Les deux premiers articles sont centrés sur les échanges et les voies de communication. Le premier porte sur un trésor monétaire du IIIe siècle ap. J.C., vestige d’un naufrage à Port Vendres. Composé d’imitations de monnaies impériales, il nous renseigne sur la circulation monétaire dans cette période de crise économique et politique. Le second article porte sur le réseau routier reliant Roussillon et Conflent de l’Antiquité à nos jours. L’auteur, Jean Pierre Comps, y étude en particulier les modifications de tracé de la voie de Conflent, attirée au Moyen Âge par les nouveaux centre de peuplement. Il restitue aussi la vie sur ce chemin à l’époque moderne : va et vient incessant des ânes et mules chargés de fer et autres marchandises, difficultés de circulation dues au mauvais état de la chaussée, insécurité, auberge mal famée propriété de seigneurs aux méthodes de bandits et mafieux…
Les trois articles suivants portent sur les habitats ruraux et insistent sur le foisonnement de nouveaux habitats du Ve siècle au XIe siècle souvent sans aucun lien avec l’occupation antique. Un fait jusque là passé inaperçu et révélé par l’archéologie. Les difficultés méthodologiques propres à cette période ne sont pas esquivées. L’interprétation et la datation des vestiges archéologiques restent difficiles, la toponymie est à manier avec prudence et les textes, qui réapparaissent au IX siècle, ne rendent pas facilement compte des mutations de l’habitat. Cependant quelques faits se dégagent. L’existence d’un habitat rural lâche et dispersé, se déplaçant sans doute à l’intérieur d’un terroir vivrier à l’époque wisigothique. L’importance des silos à grain creusés dans le sol, qui marquent tous les habitats. Plusieurs techniques d’ensilage y on été mises en évidence : chemisage en paille, remplissage du silo avec des épis… A l’époque carolingienne des habitats secondaires gravitent à quelques centaines de mètres de petits sanctuaires dotés d’un cimetière et d’un territoire. Puis à partir de la seconde moitié du Xe siècle on assiste à un premier regroupement d’habitats autour d’églises, caractérisés par la découverte de silos et de fonds de cabanes dans les cimetières. En corollaire, on assiste à un abandon des habitats secondaires. Ces premiers regroupements sont antérieurs à la féodalisation des années 1020-1060. La cause de ces regroupements n’est donc pas uniquement la recherche de la protection offerte par les espaces sacrés, réputés inviolables, pour échapper à la violence des seigneurs.

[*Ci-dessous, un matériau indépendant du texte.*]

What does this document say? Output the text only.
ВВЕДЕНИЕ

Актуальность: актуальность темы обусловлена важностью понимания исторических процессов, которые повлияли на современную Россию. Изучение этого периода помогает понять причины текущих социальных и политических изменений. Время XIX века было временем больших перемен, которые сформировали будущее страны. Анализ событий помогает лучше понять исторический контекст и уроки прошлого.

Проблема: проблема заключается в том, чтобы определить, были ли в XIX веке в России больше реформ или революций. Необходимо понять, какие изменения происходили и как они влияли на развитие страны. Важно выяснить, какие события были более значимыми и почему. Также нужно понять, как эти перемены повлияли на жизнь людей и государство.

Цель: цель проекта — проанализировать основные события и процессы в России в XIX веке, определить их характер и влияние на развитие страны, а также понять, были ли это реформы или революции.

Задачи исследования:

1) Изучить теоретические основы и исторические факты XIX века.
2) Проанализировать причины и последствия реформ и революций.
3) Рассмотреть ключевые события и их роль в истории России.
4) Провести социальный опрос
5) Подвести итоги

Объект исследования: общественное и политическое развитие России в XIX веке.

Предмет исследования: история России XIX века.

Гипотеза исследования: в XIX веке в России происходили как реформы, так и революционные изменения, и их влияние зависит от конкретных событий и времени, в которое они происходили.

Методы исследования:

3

Les deux articles suivant sont centrés sur la métallurgie et l’exploitation minière. Du IIe siècle av. J.C. au premier siècle après, l’activité métallurgique se développe de manière très importante et se concentre. La fin de l’Empire voit l’éclatement de la production et il en est certainement de même au haut Moyen Âge. Mais là encore les chercheurs se heurtent aux difficultés de repérage et de datation des vestiges de cette époque. De nombreux petits ferriers non datés se rattachent sans doute à la période Ve-XIIIe siècle et sont les vestiges de forges de réduction dont l’activité fut éphémère. Le maintient de la production de fer est attestée aussi par la palynologie qui montre de fort déboisements à relier à la fabrication de charbon de bois nécessaire aux forges. Sur l’extraction minière et la production des autres métaux tout reste à découvrir pour cette période.

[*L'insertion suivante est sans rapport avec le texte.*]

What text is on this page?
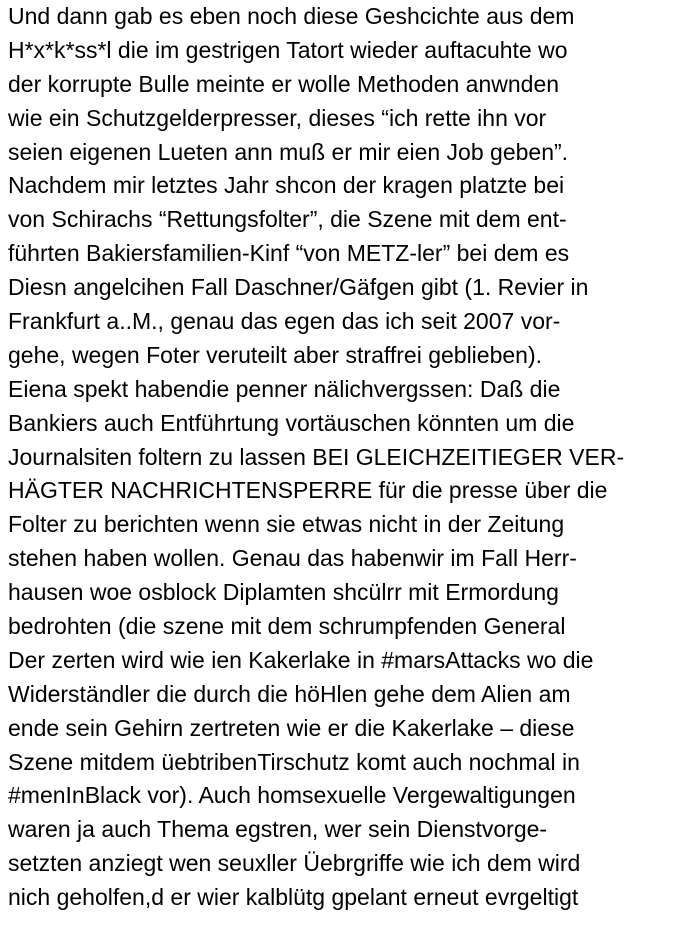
Und dann gab es eben noch diese Geshcichte aus dem
H*x*k*ss*l die im gestrigen Tatort wieder auftacuhte wo
der korrupte Bulle meinte er wolle Methoden anwnden
wie ein Schutzgelderpresser, dieses “ich rette ihn vor
seien eigenen Lueten ann muß er mir eien Job geben”.
Nachdem mir letztes Jahr shcon der kragen platzte bei
von Schirachs “Rettungsfolter”, die Szene mit dem ent-
führten Bakiersfamilien-Kinf “von METZ-ler” bei dem es
Diesn angelcihen Fall Daschner/Gäfgen gibt (1. Revier in
Frankfurt a..M., genau das egen das ich seit 2007 vor-
gehe, wegen Foter veruteilt aber straffrei geblieben).
Eiena spekt habendie penner nälichvergssen: Daß die
Bankiers auch Entführtung vortäuschen könnten um die
Journalsiten foltern zu lassen BEI GLEICHZEITIEGER VER-
HÄGTER NACHRICHTENSPERRE für die presse über die
Folter zu berichten wenn sie etwas nicht in der Zeitung
stehen haben wollen. Genau das habenwir im Fall Herr-
hausen woe osblock Diplamten shcülrr mit Ermordung
bedrohten (die szene mit dem schrumpfenden General
Der zerten wird wie ien Kakerlake in #marsAttacks wo die
Widerständler die durch die höHlen gehe dem Alien am
ende sein Gehirn zertreten wie er die Kakerlake – diese
Szene mitdem üebtribenTirschutz komt auch nochmal in
#menInBlack vor). Auch homsexuelle Vergewaltigungen
waren ja auch Thema egstren, wer sein Dienstvorge-
setzten anziegt wen seuxller Üebrgriffe wie ich dem wird
nich geholfen,d er wier kalblütg gpelant erneut evrgeltigt
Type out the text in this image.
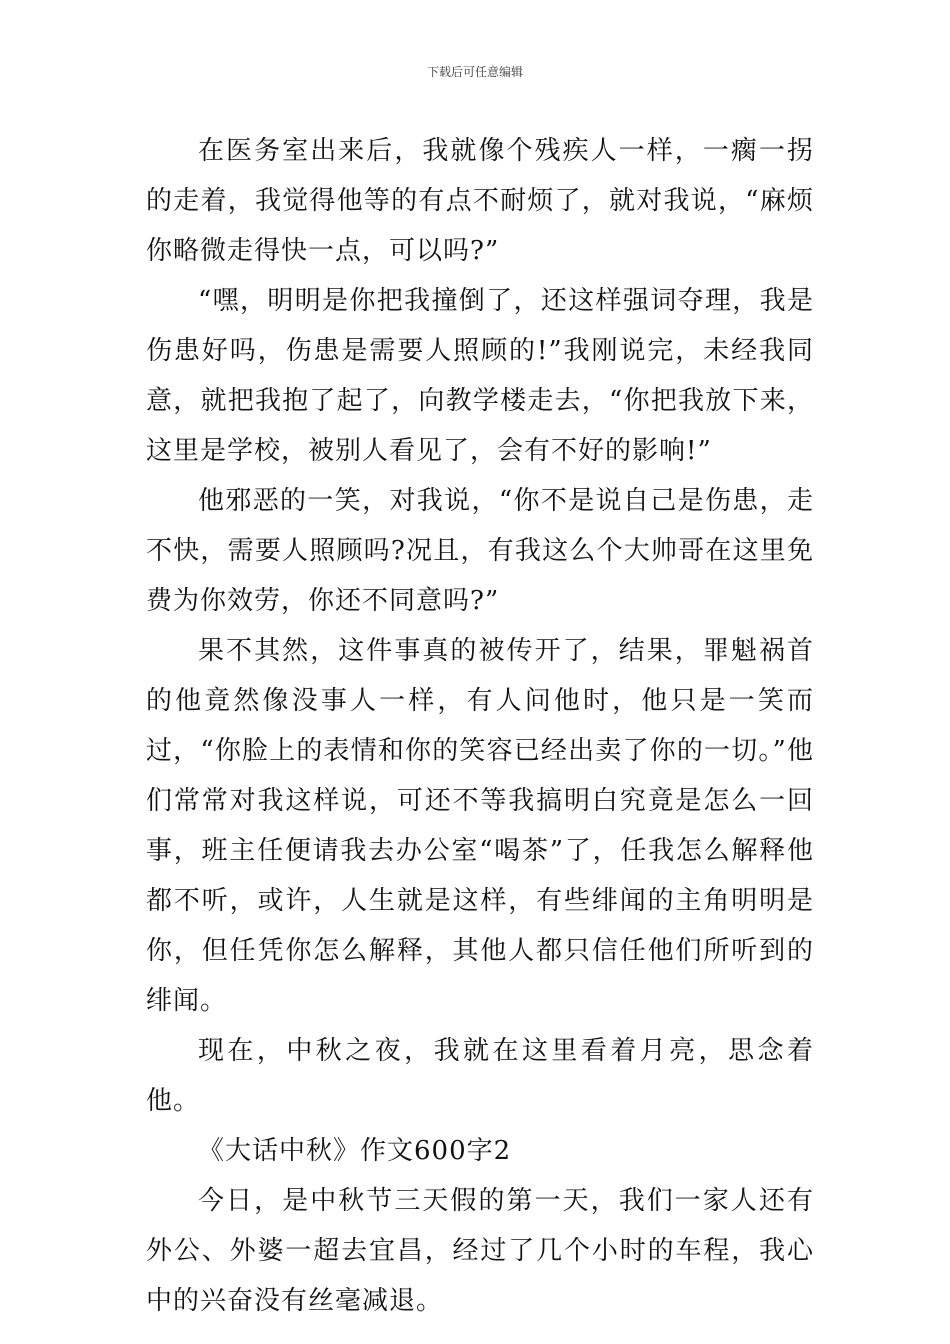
下载后可任意编辑

在医务室出来后，我就像个残疾人一样，一瘸一拐的走着，我觉得他等的有点不耐烦了，就对我说，“麻烦你略微走得快一点，可以吗?”

“嘿，明明是你把我撞倒了，还这样强词夺理，我是伤患好吗，伤患是需要人照顾的!”我刚说完，未经我同意，就把我抱了起了，向教学楼走去，“你把我放下来，这里是学校，被别人看见了，会有不好的影响!”

他邪恶的一笑，对我说，“你不是说自己是伤患，走不快，需要人照顾吗?况且，有我这么个大帅哥在这里免费为你效劳，你还不同意吗?”

果不其然，这件事真的被传开了，结果，罪魁祸首的他竟然像没事人一样，有人问他时，他只是一笑而过，“你脸上的表情和你的笑容已经出卖了你的一切。”他们常常对我这样说，可还不等我搞明白究竟是怎么一回事，班主任便请我去办公室“喝茶”了，任我怎么解释他都不听，或许，人生就是这样，有些绯闻的主角明明是你，但任凭你怎么解释，其他人都只信任他们所听到的绯闻。

现在，中秋之夜，我就在这里看着月亮，思念着他。

《大话中秋》作文600字2

今日，是中秋节三天假的第一天，我们一家人还有外公、外婆一超去宜昌，经过了几个小时的车程，我心中的兴奋没有丝毫减退。
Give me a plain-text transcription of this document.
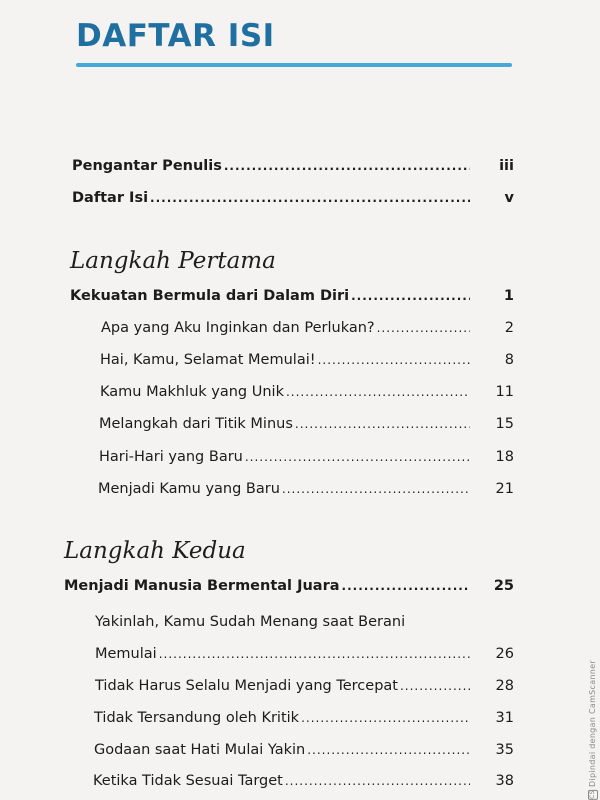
DAFTAR ISI
Pengantar Penulis .....	iii
Daftar Isi .....	v
Langkah Pertama
Kekuatan Bermula dari Dalam Diri .....	1
Apa yang Aku Inginkan dan Perlukan? .....	2
Hai, Kamu, Selamat Memulai! .....	8
Kamu Makhluk yang Unik .....	11
Melangkah dari Titik Minus .....	15
Hari-Hari yang Baru .....	18
Menjadi Kamu yang Baru .....	21
Langkah Kedua
Menjadi Manusia Bermental Juara .....	25
Yakinlah, Kamu Sudah Menang saat Berani
Memulai .....	26
Tidak Harus Selalu Menjadi yang Tercepat .....	28
Tidak Tersandung oleh Kritik .....	31
Godaan saat Hati Mulai Yakin .....	35
Ketika Tidak Sesuai Target .....	38
CS Dipindai dengan CamScanner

Un seul site a été fouillé. Il s’agit d’un habitat situé non loin de l’ancienne capitale de la Cerdagne, Llivia, et dont l’occupation est datée de 650 à 900 par le C14 et le mobilier. Les foyers et scories découverts sont interprétés comme ayant été utilisés à la fois pour la réduction du minerai de fer et sa transformation. La disparition de cet habitat est interprétée comme une conséquence de la réorganisation carolingienne et la création d’un nouveau pôle d’habitat : Villeneuve-les-Escaldes.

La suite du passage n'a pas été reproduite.